At 32 weeks, everything gave out.   My contractions continued to gain purchase though the heaviest possible doses of mag sulfate and turbutaline shots.   My cervix was dilating.   Things were moving along and to top it all off, I had preeclampsia (basically rising blood pressure with risks to the babies).    They bumped all possible medications to the max until I was basically a puking, crying, groveling mess.   This stupid doctor, I will always remember him, said to me, "you've got to calm down, you are making things worse."   The look I gave him was something like this:

During my stay in the hospital I had a weekly meeting with a neonatologist to discuss the risks my babies faced if they were to be born that week.   I knew from these discussions that my children, although very tiny, would be considered "viable" outside the womb and had a near 100% chance of surviving with the help of the NICU.   I was ready.   It was a difficult internal decision to make.   Knowing that your babies would be best kept inside but keeping them there was killing you....
I was prepped for c-section and my family was called.

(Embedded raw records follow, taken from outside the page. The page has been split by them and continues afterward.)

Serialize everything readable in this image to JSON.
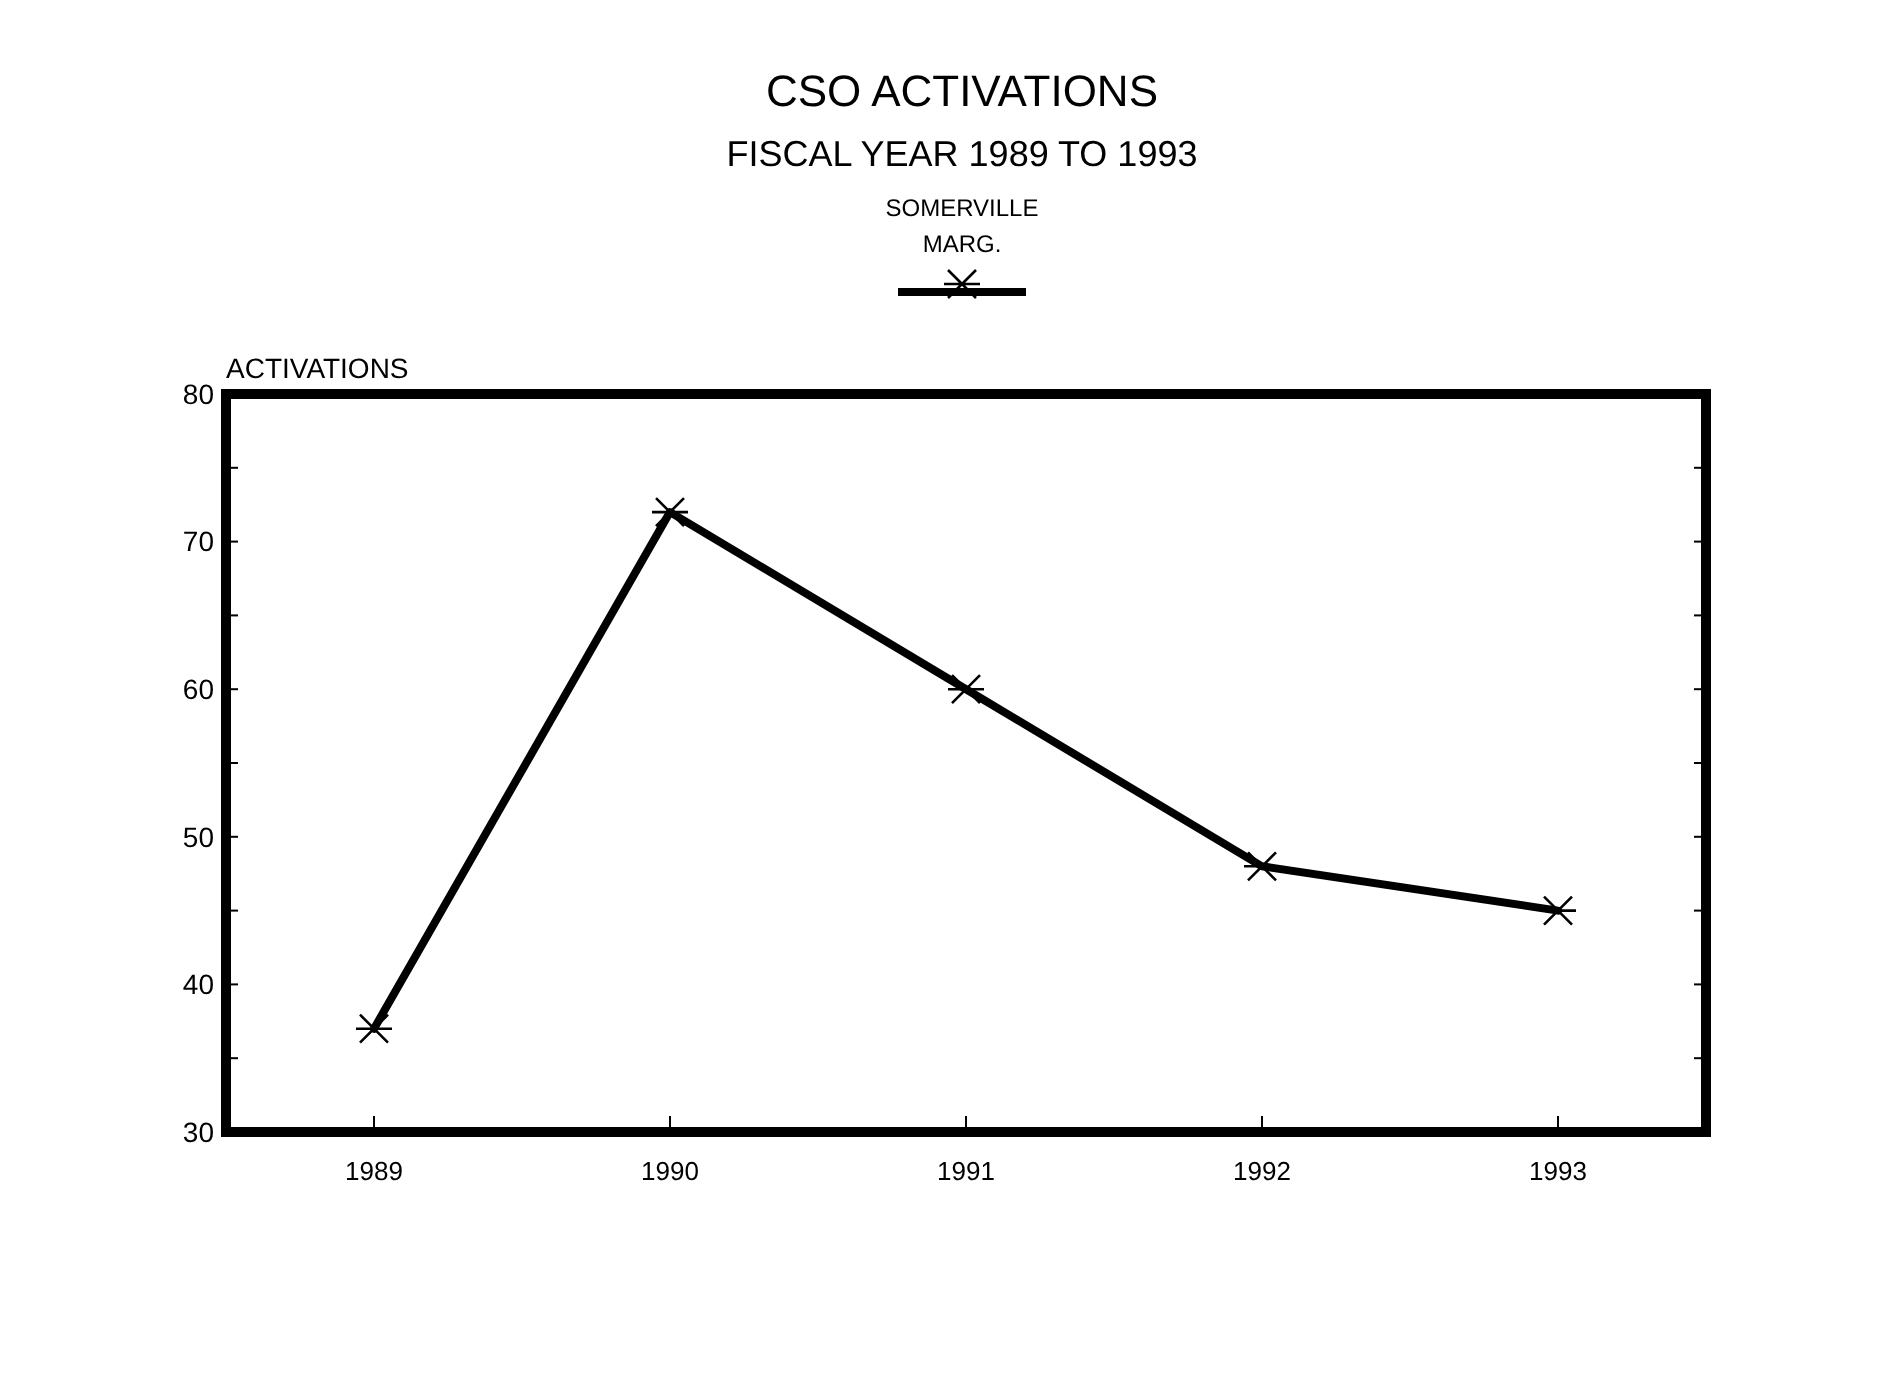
{
  "chart_data": {
    "type": "line",
    "title": "CSO ACTIVATIONS",
    "subtitle": "FISCAL YEAR 1989 TO 1993",
    "ylabel": "ACTIVATIONS",
    "categories": [
      "1989",
      "1990",
      "1991",
      "1992",
      "1993"
    ],
    "series": [
      {
        "name": "SOMERVILLE MARG.",
        "color": "#000000",
        "values": [
          37,
          72,
          60,
          48,
          45
        ]
      }
    ],
    "ylim": [
      30,
      80
    ],
    "yticks": [
      30,
      {
        "value": 35,
        "label": null
      },
      40,
      {
        "value": 45,
        "label": null
      },
      50,
      {
        "value": 55,
        "label": null
      },
      60,
      {
        "value": 65,
        "label": null
      },
      70,
      {
        "value": 75,
        "label": null
      },
      80
    ],
    "grid": false,
    "legend": "top",
    "marker": "cross",
    "line_style": "solid"
  }
}
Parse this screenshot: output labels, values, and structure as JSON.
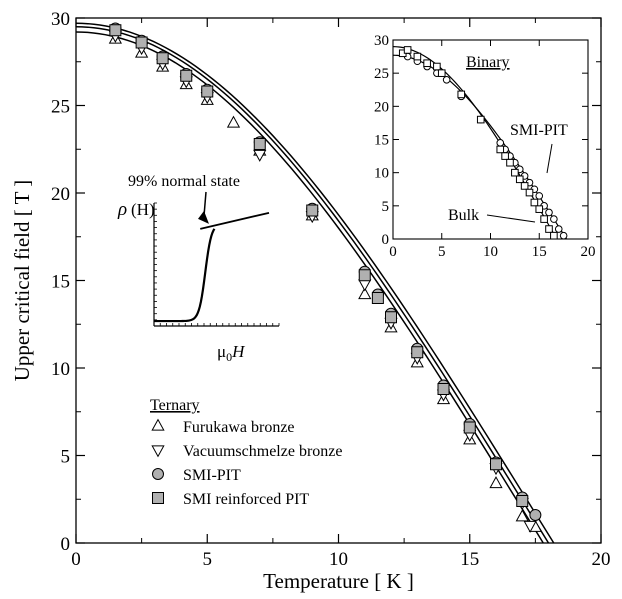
{
  "chart_data": {
    "type": "scatter",
    "xlabel": "Temperature [ K ]",
    "ylabel": "Upper critical field [ T ]",
    "xlim": [
      0,
      20
    ],
    "ylim": [
      0,
      30
    ],
    "xticks": [
      0,
      5,
      10,
      15,
      20
    ],
    "yticks": [
      0,
      5,
      10,
      15,
      20,
      25,
      30
    ],
    "grid": false,
    "legend": {
      "title": "Ternary",
      "placement": "bottom-left",
      "entries": [
        {
          "series": "furukawa",
          "label": "Furukawa bronze",
          "marker": "triangle-up",
          "fill": "#ffffff"
        },
        {
          "series": "vacuumschmelze",
          "label": "Vacuumschmelze bronze",
          "marker": "triangle-down",
          "fill": "#ffffff"
        },
        {
          "series": "smi_pit",
          "label": "SMI-PIT",
          "marker": "circle",
          "fill": "#b0b0b0"
        },
        {
          "series": "smi_reinforced",
          "label": "SMI reinforced PIT",
          "marker": "square",
          "fill": "#b0b0b0"
        }
      ]
    },
    "series": [
      {
        "id": "furukawa",
        "name": "Furukawa bronze",
        "marker": "triangle-up",
        "fill": "#ffffff",
        "x": [
          1.5,
          2.5,
          3.3,
          4.2,
          5.0,
          6.0,
          7.0,
          9.0,
          11.0,
          12.0,
          13.0,
          14.0,
          15.0,
          16.0,
          17.0,
          17.5
        ],
        "y": [
          28.8,
          28.0,
          27.2,
          26.2,
          25.3,
          24.0,
          22.4,
          18.7,
          14.2,
          12.3,
          10.3,
          8.2,
          5.9,
          3.4,
          1.5,
          0.9
        ]
      },
      {
        "id": "vacuumschmelze",
        "name": "Vacuumschmelze bronze",
        "marker": "triangle-down",
        "fill": "#ffffff",
        "x": [
          1.5,
          2.5,
          3.3,
          4.2,
          5.0,
          7.0,
          9.0,
          11.0,
          12.0,
          13.0,
          14.0,
          15.0,
          16.0,
          17.0,
          17.3
        ],
        "y": [
          29.0,
          28.3,
          27.4,
          26.4,
          25.5,
          22.2,
          18.7,
          14.8,
          12.6,
          10.6,
          8.5,
          6.2,
          4.3,
          2.3,
          1.0
        ]
      },
      {
        "id": "smi_pit",
        "name": "SMI-PIT",
        "marker": "circle",
        "fill": "#b0b0b0",
        "x": [
          1.5,
          2.5,
          3.3,
          4.2,
          5.0,
          7.0,
          9.0,
          11.0,
          11.5,
          12.0,
          13.0,
          14.0,
          15.0,
          16.0,
          17.0,
          17.5
        ],
        "y": [
          29.4,
          28.7,
          27.8,
          26.8,
          25.9,
          22.9,
          19.1,
          15.5,
          14.2,
          13.1,
          11.1,
          9.0,
          6.8,
          4.6,
          2.6,
          1.6
        ]
      },
      {
        "id": "smi_reinforced",
        "name": "SMI reinforced PIT",
        "marker": "square",
        "fill": "#b0b0b0",
        "x": [
          1.5,
          2.5,
          3.3,
          4.2,
          5.0,
          7.0,
          9.0,
          11.0,
          11.5,
          12.0,
          13.0,
          14.0,
          15.0,
          16.0,
          17.0
        ],
        "y": [
          29.3,
          28.6,
          27.7,
          26.7,
          25.8,
          22.8,
          19.0,
          15.3,
          14.0,
          12.9,
          10.9,
          8.8,
          6.6,
          4.5,
          2.4
        ]
      }
    ],
    "fit_curves": [
      {
        "tc": 17.8,
        "b0": 29.2
      },
      {
        "tc": 18.0,
        "b0": 29.5
      },
      {
        "tc": 18.2,
        "b0": 29.7
      }
    ],
    "inset_rho": {
      "ylabel_main": "ρ",
      "ylabel_arg": "(H)",
      "xlabel_sym": "μ",
      "xlabel_sub": "0",
      "xlabel_var": "H",
      "annotation": "99% normal state",
      "x_range": [
        0,
        10
      ],
      "transition_center": 4.1,
      "transition_width": 0.25,
      "onset": 4.6,
      "low_level": 0.04,
      "normal_level": 0.83
    },
    "inset_binary": {
      "title": "Binary",
      "xlim": [
        0,
        20
      ],
      "ylim": [
        0,
        30
      ],
      "xticks": [
        0,
        5,
        10,
        15,
        20
      ],
      "yticks": [
        0,
        5,
        10,
        15,
        20,
        25,
        30
      ],
      "labels": {
        "circle_curve": "SMI-PIT",
        "square_curve": "Bulk"
      },
      "circles": {
        "name": "SMI-PIT",
        "marker": "circle",
        "fill": "#ffffff",
        "x": [
          1.5,
          2.5,
          3.5,
          4.5,
          5.5,
          7.0,
          9.0,
          11.0,
          11.5,
          12.0,
          12.5,
          13.0,
          13.5,
          14.0,
          14.5,
          15.0,
          15.5,
          16.0,
          16.5,
          17.0,
          17.5
        ],
        "y": [
          27.5,
          26.8,
          26.0,
          25.0,
          24.0,
          21.5,
          18.0,
          14.5,
          13.5,
          12.5,
          11.5,
          10.5,
          9.5,
          8.5,
          7.5,
          6.5,
          5.0,
          4.0,
          3.0,
          1.5,
          0.5
        ]
      },
      "squares": {
        "name": "Bulk",
        "marker": "square",
        "fill": "#ffffff",
        "x": [
          1.0,
          1.5,
          2.5,
          3.5,
          4.5,
          5.0,
          7.0,
          9.0,
          11.0,
          11.5,
          12.0,
          12.5,
          13.0,
          13.5,
          14.0,
          14.5,
          15.0,
          15.5,
          16.0,
          16.5
        ],
        "y": [
          28.0,
          28.5,
          27.5,
          26.5,
          26.0,
          25.0,
          21.8,
          18.0,
          13.5,
          12.5,
          11.5,
          10.0,
          9.0,
          8.0,
          7.0,
          5.5,
          4.5,
          3.0,
          1.5,
          0.5
        ]
      },
      "fit_curves": [
        {
          "tc": 17.8,
          "b0": 27.7
        },
        {
          "tc": 16.8,
          "b0": 29.0
        }
      ]
    }
  }
}
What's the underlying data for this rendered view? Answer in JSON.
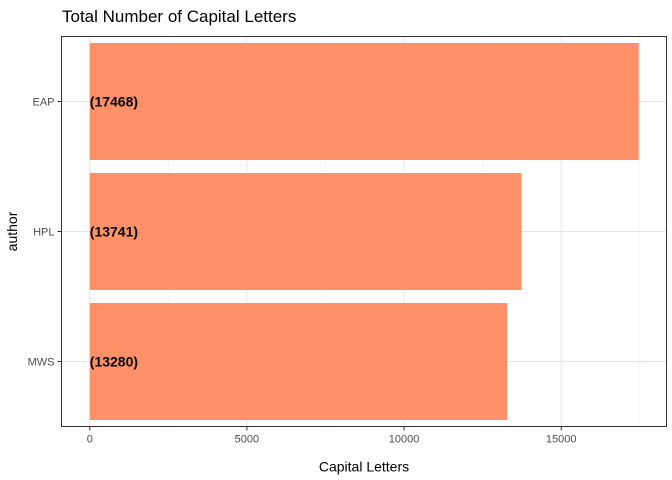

Hearing the cries of my babies for the first time is by far the best sound I have ever heard in my entire life.   Every cell of my body was on a pivot....a pause....until I heard.   They cried and they were alive and they can breathe!   Clara was born first and the doctor waited a minute to deliver Ellie so she would have her own separate birth time.  I was quickly shown their faces before they were whisked away to the NICU for immediate care.  The remainder of the c-section (sewing up) and the recovery room are a blur to me.   When I woke up, I was brought up on my gurney/stretcher thing to see my babies in the NICU.   I was so weak, I could not hold them but my partner and nurses helped support them as they were brought close so I could meet them for the very first time.
Seeing my children so small, so real, so in need of constant care was quite a startling reality and one the would continue to unfold for the entire first year of their lives.   The machines, IVs, tubes, wires, the beeping, the measuring all merged together to be the backdrop to my new role as a mother.   I felt like an outsider looking in, useless to my babies when every fiber within me wanted to just scoop them up and hold them.  

They stayed in the NICU for a month, which is very good for infants born at 32 weeks.   What took the longest was their ability to regulate their own temperatures.   Being a new parent through the NICU is an experience that you would not want first hand experience with.   The alienation, fear and anxiety that ride your back everyday is overwhelming and terrifying.  You worry about everything from the way you hold them, to the possible germs on your clothes, if your voice is too loud, if that beeping you hear means your baby is in danger, the nurses are hovering around you like vultures making sure you aren't going to fuck something up.   Even something as simple as the desire to hold your baby must be only at specific times and if permission is granted, otherwise, your interaction is simply viewing them from outside their incubator.  
We brought them home on July 4th, Clara and Ellie's personal independence day.  And as much as I would love to narrate the tale of their life at home, this is the story of their birth and my birth as a mother.   We three have grown so much in these eight years we have had together and I honor their existence every day.   They truly are my little miracles.